Aqui estão as cinco descobertas científicas mais incríveis sobre mindfulness de 2015.
Descobrimos como a atenção plena melhora a saúde.
Sabemos que a atenção plena está ligada a diversos benefícios para a saúde física e mental, incluindo a redução do risco de câncer, doenças cardíacas e depressão, além da diminuição da pressão arterial e da melhora do funcionamento do sistema imunológico. O que ainda não está claro é exatamente como a atenção plena leva a tantos resultados positivos para a saúde.
Em um estudo publicado em fevereiro Em um artigo publicado na revista Current Directions in Psychological Science, pesquisadores da Carnegie Mellon descobriram que a atenção plena influencia positivamente a saúde por meio de vias de redução do estresse. Eles desenvolveram um modelo para demonstrar que a atenção plena aumenta a atividade no córtex pré-frontal do cérebro, responsável pela deliberação e planejamento, e que pode regular e "diminuir" a resposta biológica ao estresse.
Ao compreender melhor os mecanismos pelos quais a atenção plena melhora a saúde física, os médicos poderão um dia desenvolver intervenções baseadas na atenção plena mais direcionadas.

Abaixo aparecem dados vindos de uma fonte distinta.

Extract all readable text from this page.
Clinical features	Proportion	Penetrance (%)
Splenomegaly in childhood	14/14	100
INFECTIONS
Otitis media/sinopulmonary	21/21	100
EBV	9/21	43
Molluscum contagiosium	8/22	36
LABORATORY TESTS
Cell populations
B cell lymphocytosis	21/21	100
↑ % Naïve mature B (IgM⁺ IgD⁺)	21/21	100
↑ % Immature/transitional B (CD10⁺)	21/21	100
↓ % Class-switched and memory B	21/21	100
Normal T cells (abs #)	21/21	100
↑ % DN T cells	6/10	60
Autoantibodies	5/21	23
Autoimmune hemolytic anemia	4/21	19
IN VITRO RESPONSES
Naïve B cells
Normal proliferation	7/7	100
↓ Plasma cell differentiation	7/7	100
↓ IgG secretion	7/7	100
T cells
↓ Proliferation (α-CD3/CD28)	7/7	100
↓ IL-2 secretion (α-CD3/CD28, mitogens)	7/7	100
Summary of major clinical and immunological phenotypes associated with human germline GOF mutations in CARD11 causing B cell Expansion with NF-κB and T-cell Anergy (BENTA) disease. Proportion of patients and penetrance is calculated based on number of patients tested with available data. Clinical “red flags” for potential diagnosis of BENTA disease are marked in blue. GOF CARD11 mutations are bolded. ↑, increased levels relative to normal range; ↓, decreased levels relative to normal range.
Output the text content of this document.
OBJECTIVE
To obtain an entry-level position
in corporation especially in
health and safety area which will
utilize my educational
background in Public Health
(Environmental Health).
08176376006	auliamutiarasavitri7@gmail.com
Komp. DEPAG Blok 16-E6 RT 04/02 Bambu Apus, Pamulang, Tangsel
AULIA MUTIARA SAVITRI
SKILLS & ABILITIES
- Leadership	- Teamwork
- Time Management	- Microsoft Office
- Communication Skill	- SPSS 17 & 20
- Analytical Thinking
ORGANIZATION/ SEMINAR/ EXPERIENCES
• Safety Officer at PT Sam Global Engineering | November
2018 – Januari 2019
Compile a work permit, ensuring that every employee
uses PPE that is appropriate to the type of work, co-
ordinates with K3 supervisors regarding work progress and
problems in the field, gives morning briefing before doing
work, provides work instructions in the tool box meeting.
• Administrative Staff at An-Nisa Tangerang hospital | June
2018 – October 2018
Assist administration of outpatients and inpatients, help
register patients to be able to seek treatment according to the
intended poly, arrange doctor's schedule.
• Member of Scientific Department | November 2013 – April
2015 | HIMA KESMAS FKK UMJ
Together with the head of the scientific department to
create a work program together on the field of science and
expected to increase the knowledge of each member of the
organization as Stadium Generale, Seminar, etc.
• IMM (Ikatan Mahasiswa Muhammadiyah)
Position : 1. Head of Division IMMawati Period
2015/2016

A meditação mantém o cérebro jovem.
A meditação não apenas faz você se sentir bem, como também pode realmente te manter jovem. Um estudo da Universidade da Califórnia, em Los Angeles, descobriu que o cérebro de pessoas que meditam há muito tempo parece envelhecer em um ritmo mais lento do que o de outras pessoas.
Exames cerebrais revelaram que esses praticantes de meditação apresentaram menor redução do volume de massa cinzenta relacionada à idade. A massa cinzenta é uma camada de tecido essencial para a cognição e o armazenamento da memória, que tende a começar a diminuir a partir dos 20 anos de idade.

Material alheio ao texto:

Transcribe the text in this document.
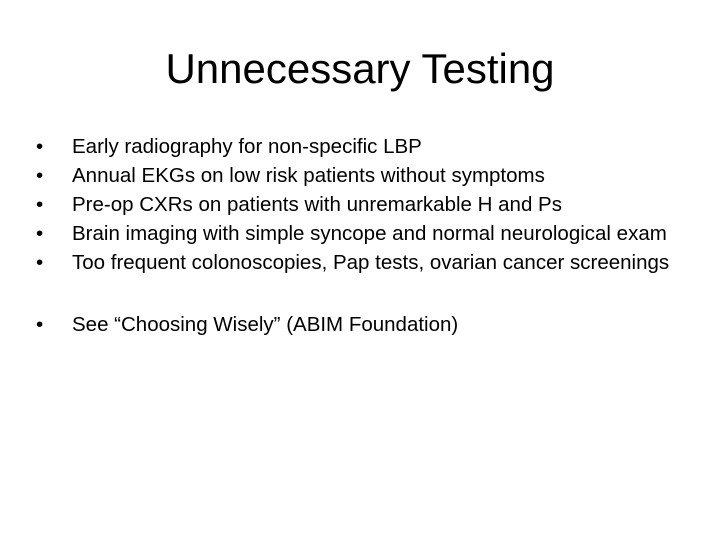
Unnecessary Testing
•	Early radiography for non-specific LBP
•	Annual EKGs on low risk patients without symptoms
•	Pre-op CXRs on patients with unremarkable H and Ps
•	Brain imaging with simple syncope and normal neurological exam
•	Too frequent colonoscopies, Pap tests, ovarian cancer screenings
•	See “Choosing Wisely” (ABIM Foundation)
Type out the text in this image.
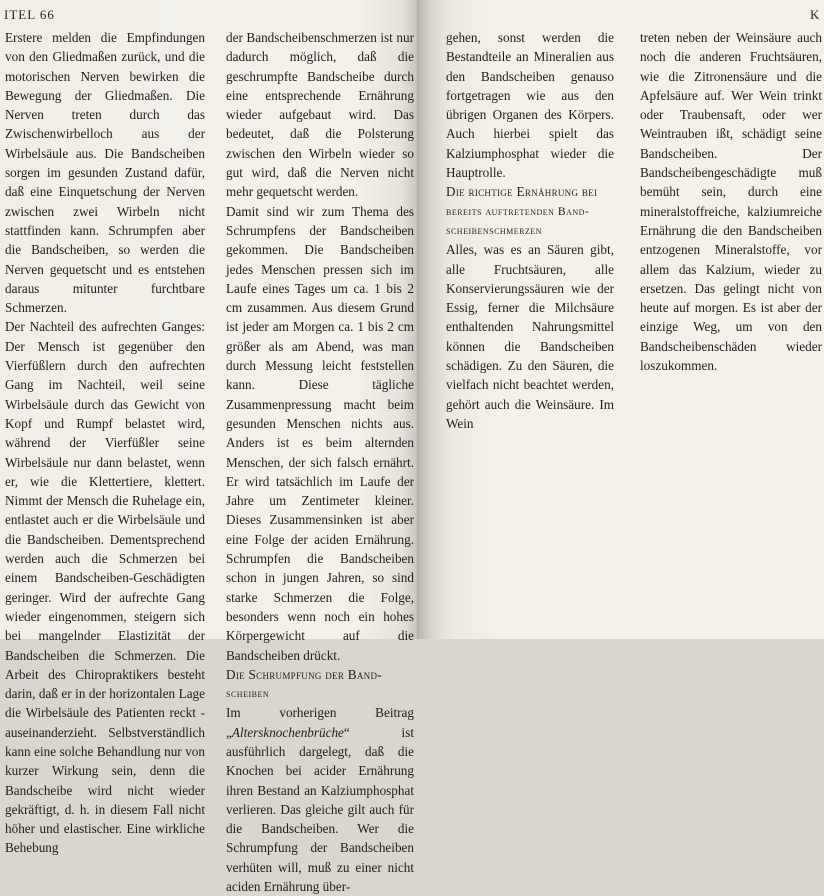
ITEL 66

Erstere melden die Empfindungen von den Gliedmaßen zurück, und die motorischen Nerven bewirken die Bewegung der Gliedmaßen. Die Nerven treten durch das Zwischenwirbelloch aus der Wirbelsäule aus. Die Bandscheiben sorgen im gesunden Zustand dafür, daß eine Einquetschung der Nerven zwischen zwei Wirbeln nicht stattfinden kann. Schrumpfen aber die Bandscheiben, so werden die Nerven gequetscht und es entstehen daraus mitunter furchtbare Schmerzen.

Der Nachteil des aufrechten Ganges: Der Mensch ist gegenüber den Vierfüßlern durch den aufrechten Gang im Nachteil, weil seine Wirbelsäule durch das Gewicht von Kopf und Rumpf belastet wird, während der Vierfüßler seine Wirbelsäule nur dann belastet, wenn er, wie die Klettertiere, klettert. Nimmt der Mensch die Ruhelage ein, entlastet auch er die Wirbelsäule und die Bandscheiben. Dementsprechend werden auch die Schmerzen bei einem Bandscheiben-Geschädigten geringer. Wird der aufrechte Gang wieder eingenommen, steigern sich bei mangelnder Elastizität der Bandscheiben die Schmerzen. Die Arbeit des Chiropraktikers besteht darin, daß er in der horizontalen Lage die Wirbelsäule des Patienten reckt - auseinanderzieht. Selbstverständlich kann eine solche Behandlung nur von kurzer Wirkung sein, denn die Bandscheibe wird nicht wieder gekräftigt, d. h. in diesem Fall nicht höher und elastischer. Eine wirkliche Behebung

der Bandscheibenschmerzen ist nur dadurch möglich, daß die geschrumpfte Bandscheibe durch eine entsprechende Ernährung wieder aufgebaut wird. Das bedeutet, daß die Polsterung zwischen den Wirbeln wieder so gut wird, daß die Nerven nicht mehr gequetscht werden.

Damit sind wir zum Thema des Schrumpfens der Bandscheiben gekommen. Die Bandscheiben jedes Menschen pressen sich im Laufe eines Tages um ca. 1 bis 2 cm zusammen. Aus diesem Grund ist jeder am Morgen ca. 1 bis 2 cm größer als am Abend, was man durch Messung leicht feststellen kann. Diese tägliche Zusammenpressung macht beim gesunden Menschen nichts aus. Anders ist es beim alternden Menschen, der sich falsch ernährt. Er wird tatsächlich im Laufe der Jahre um Zentimeter kleiner. Dieses Zusammensinken ist aber eine Folge der aciden Ernährung. Schrumpfen die Bandscheiben schon in jungen Jahren, so sind starke Schmerzen die Folge, besonders wenn noch ein hohes Körpergewicht auf die Bandscheiben drückt.

Die Schrumpfung der Band-

scheiben

Im vorherigen Beitrag „Altersknochenbrüche“ ist ausführlich dargelegt, daß die Knochen bei acider Ernährung ihren Bestand an Kalziumphosphat verlieren. Das gleiche gilt auch für die Bandscheiben. Wer die Schrumpfung der Bandscheiben verhüten will, muß zu einer nicht aciden Ernährung über-

K

gehen, sonst werden die Bestandteile an Mineralien aus den Bandscheiben genauso fortgetragen wie aus den übrigen Organen des Körpers. Auch hierbei spielt das Kalziumphosphat wieder die Hauptrolle.

Die richtige Ernährung bei

bereits auftretenden Band-
scheibenschmerzen

Alles, was es an Säuren gibt, alle Fruchtsäuren, alle Konservierungssäuren wie der Essig, ferner die Milchsäure enthaltenden Nahrungsmittel können die Bandscheiben schädigen. Zu den Säuren, die vielfach nicht beachtet werden, gehört auch die Weinsäure. Im Wein

treten neben der Weinsäure auch noch die anderen Fruchtsäuren, wie die Zitronensäure und die Apfelsäure auf. Wer Wein trinkt oder Traubensaft, oder wer Weintrauben ißt, schädigt seine Bandscheiben. Der Bandscheibengeschädigte muß bemüht sein, durch eine mineralstoffreiche, kalziumreiche Ernährung die den Bandscheiben entzogenen Mineralstoffe, vor allem das Kalzium, wieder zu ersetzen. Das gelingt nicht von heute auf morgen. Es ist aber der einzige Weg, um von den Bandscheibenschäden wieder loszukommen.
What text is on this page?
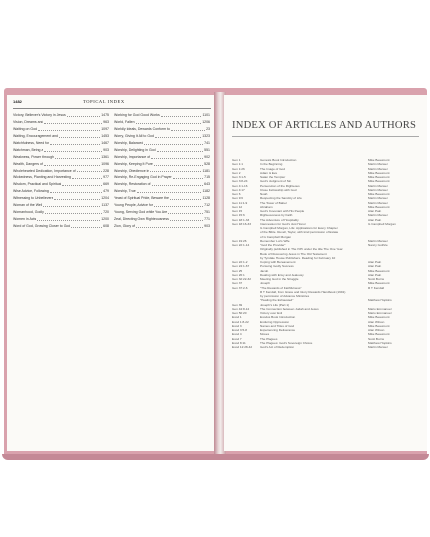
1482	TOPICAL INDEX
Victory, Believer's Victory in Jesus	1475
Vision, Dreams and	963
Waiting on God	1097
Waiting, Encouragement and	1453
Watchfulness, Need for	1467
Watchman, Being a	903
Weakness, Power through	1361
Wealth, Dangers of	1096
Wholehearted Dedication, Importance of	228
Wickedness, Planting and Harvesting	977
Wisdom, Practical and Spiritual	669
Wise Advice, Following	479
Witnessing to Unbelievers	1204
Woman of the Well	1137
Womanhood, Godly	720
Women in Acts	1200
Word of God, Growing Closer to God	608
Working for God Good Works	1101
World, Fallen	1206
Worldly Ideals, Dewards Conform to	23
Worry, Giving It All to God	1323
Worship, Balanced	741
Worship, Delighting in God	551
Worship, Importance of	902
Worship, Keeping It Pure	528
Worship, Obedience in	1181
Worship, Re-Engaging God in Prayer	715
Worship, Restoration of	643
Worship, True	1182
Yeast of Spiritual Pride, Beware the	1128
Young People, Advice for	712
Young, Serving God while You Are	751
Zeal, Directing Own Righteousness	771
Zion, Glory of	903
INDEX OF ARTICLES AND AUTHORS
Gen 1	Genesis Book Introduction	Mike Beaumont
Gen 1:1	In the Beginning	Martin Manser
Gen 1:26	The Image of God	Martin Manser
Gen 2	Adam & Eve	Mike Beaumont
Gen 3:1-5	Satan the Tempter	Mike Beaumont
Gen 3:8-24	God's Judgment of Sin	Mike Beaumont
Gen 4:1-16	Persecution of the Righteous	Martin Manser
Gen 4:17	Close Fellowship with God	Martin Manser
Gen 6	Noah	Mike Beaumont
Gen 9:6	Respecting the Sanctity of Life	Martin Manser
Gen 11:1-9	The Tower of Babel	Martin Manser
Gen 12	Abraham	Mike Beaumont
Gen 15	God's Covenant with His People	Alan Pain
Gen 15:6	Righteousness by Faith	Martin Manser
Gen 18:1-33	The Adventure of Hospitality	Alan Pain
Gen 18:16-33	Intercession for God's Just Honor	G Campbell Morgan
G Campbell Morgan, Life: Applications for Every Chapter
of the Bible. Revell, Taylor, with kind permission of Estate
of G Campbell Morgan
Gen 19:26	Remember Lot's Wife	Martin Manser
Gen 22:1-14	"God the Provider"	Nancy Guthrie
Originally published in The IVPt under the title The One Year
Book of Discovering Jesus in The Old Testament
by Tyndale House Publishers. Reading for February 10
Gen 22:1-2	Coping with Bereavement	Alan Pain
Gen 24:1-67	Pursuing Godly Success	Alan Pain
Gen 25	Jacob	Mike Beaumont
Gen 26:1	Dealing with Envy and Jealousy	Alan Pain
Gen 32:22-32	Meeting God in the Struggle	Scott Burns
Gen 37	Joseph	Mike Beaumont
Gen 37:2-6	"The Rewards of Faithfulness"	R T Kendall
R T Kendall, from Grace and Glory Rewards Handbook (1991)
by permission of Advance Ministries
"Healing the Exhausted"	Matthew Hopkins
Gen 39	Joseph's Life (Part 1)
Gen 44:8-12	The Connection between Judah and Jesus	Mario Emmanuel
Gen 50:20	Victory over Evil	Mario Emmanuel
Exod 1	Exodus Book Introduction	Mike Beaumont
Exod 1:8-22	Enduring Oppression	Alan Wilson
Exod 3	Names and Titles of God	Mike Beaumont
Exod 3:5-8	Experiencing Deliverance	Alan Wilson
Exod 4	Moses	Mike Beaumont
Exod 7	The Plagues	Scott Burns
Exod 8:11	The Plagues: God's Sovereign Choice	Matthew Hopkins
Exod 12:28-42	God's Act of Redemption	Martin Manser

"Se esses resultados forem replicados, será algo realmente muito importante", disse o Dr. Florian Kuth, neurocientista da UCLA e coautor do estudo, ao The Huffington Post . "Isso pode ter um impacto enorme."
É um tratamento eficaz para a insônia.
Antes de recorrer a comprimidos para dormir para tratar a insônia, experimente a atenção plena. Segundo relatos, muitas pessoas obtiveram sucesso ao usar meditações guiadas para adormecer e, agora, pesquisas mostram que a meditação realmente pode ajudar a ter uma boa noite de sono.

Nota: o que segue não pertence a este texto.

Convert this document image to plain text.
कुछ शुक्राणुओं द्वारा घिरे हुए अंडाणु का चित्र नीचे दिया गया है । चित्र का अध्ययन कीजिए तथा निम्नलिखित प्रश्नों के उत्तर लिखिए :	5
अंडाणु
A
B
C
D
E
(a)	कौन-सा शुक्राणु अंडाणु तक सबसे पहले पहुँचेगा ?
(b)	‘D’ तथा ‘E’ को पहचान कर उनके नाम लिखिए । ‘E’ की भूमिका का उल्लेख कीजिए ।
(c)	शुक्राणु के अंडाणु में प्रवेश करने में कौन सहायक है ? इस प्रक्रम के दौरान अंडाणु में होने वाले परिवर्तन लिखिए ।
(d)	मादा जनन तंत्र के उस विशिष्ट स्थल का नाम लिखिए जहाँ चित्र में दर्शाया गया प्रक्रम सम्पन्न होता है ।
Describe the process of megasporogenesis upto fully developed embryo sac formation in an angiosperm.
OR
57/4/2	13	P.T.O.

Uma equipe de psicólogos da Universidade do Sul da Califórnia ministrou um curso de seis semanas de meditação mindfulness a um grupo de idosos com problemas de sono. Ao final das seis semanas, os participantes estavam adormecendo mais rápido, acordando com menos frequência durante a noite e sentindo menos sonolência diurna.
"A meditação mindfulness parece desempenhar um papel importante no combate ao problema generalizado de distúrbios do sono entre adultos mais velhos", escreveram os autores do estudo .
A atenção plena alivia a dor de forma mais eficaz do que um placebo.
De acordo com uma nova e promissora pesquisa, pessoas que sofrem de dor crônica podem se beneficiar de práticas de mindfulness.
Cientistas do Wake Forest Baptist Medical Center descobriram que os participantes do estudo que praticaram meditação mindfulness experimentaram maior alívio da dor do que aqueles que receberam um placebo. E não se tratava apenas de os participantes relatarem menos dor: exames cerebrais revelaram que a prática de mindfulness resultou em padrões de atividade cerebral completamente diferentes dos observados com o placebo.
A atenção plena também é boa para as crianças.
Intervenções baseadas em mindfulness podem ser uma maneira eficaz de combater o estresse entre estudantes carentes em escolas públicas.
Em um estudo recente , pesquisadores da Johns Hopkins avaliaram os efeitos de um programa de redução do estresse baseado em mindfulness, com duração de oito semanas, sobre o estresse e o trauma entre estudantes de baixa renda e de minorias étnicas em duas escolas públicas da região de Baltimore.
Em comparação com um grupo de controle, os alunos que participaram do programa de redução do estresse apresentaram níveis significativamente menores de somatização, depressão, humor negativo, dificuldades de enfrentamento, ruminação e outros sintomas negativos.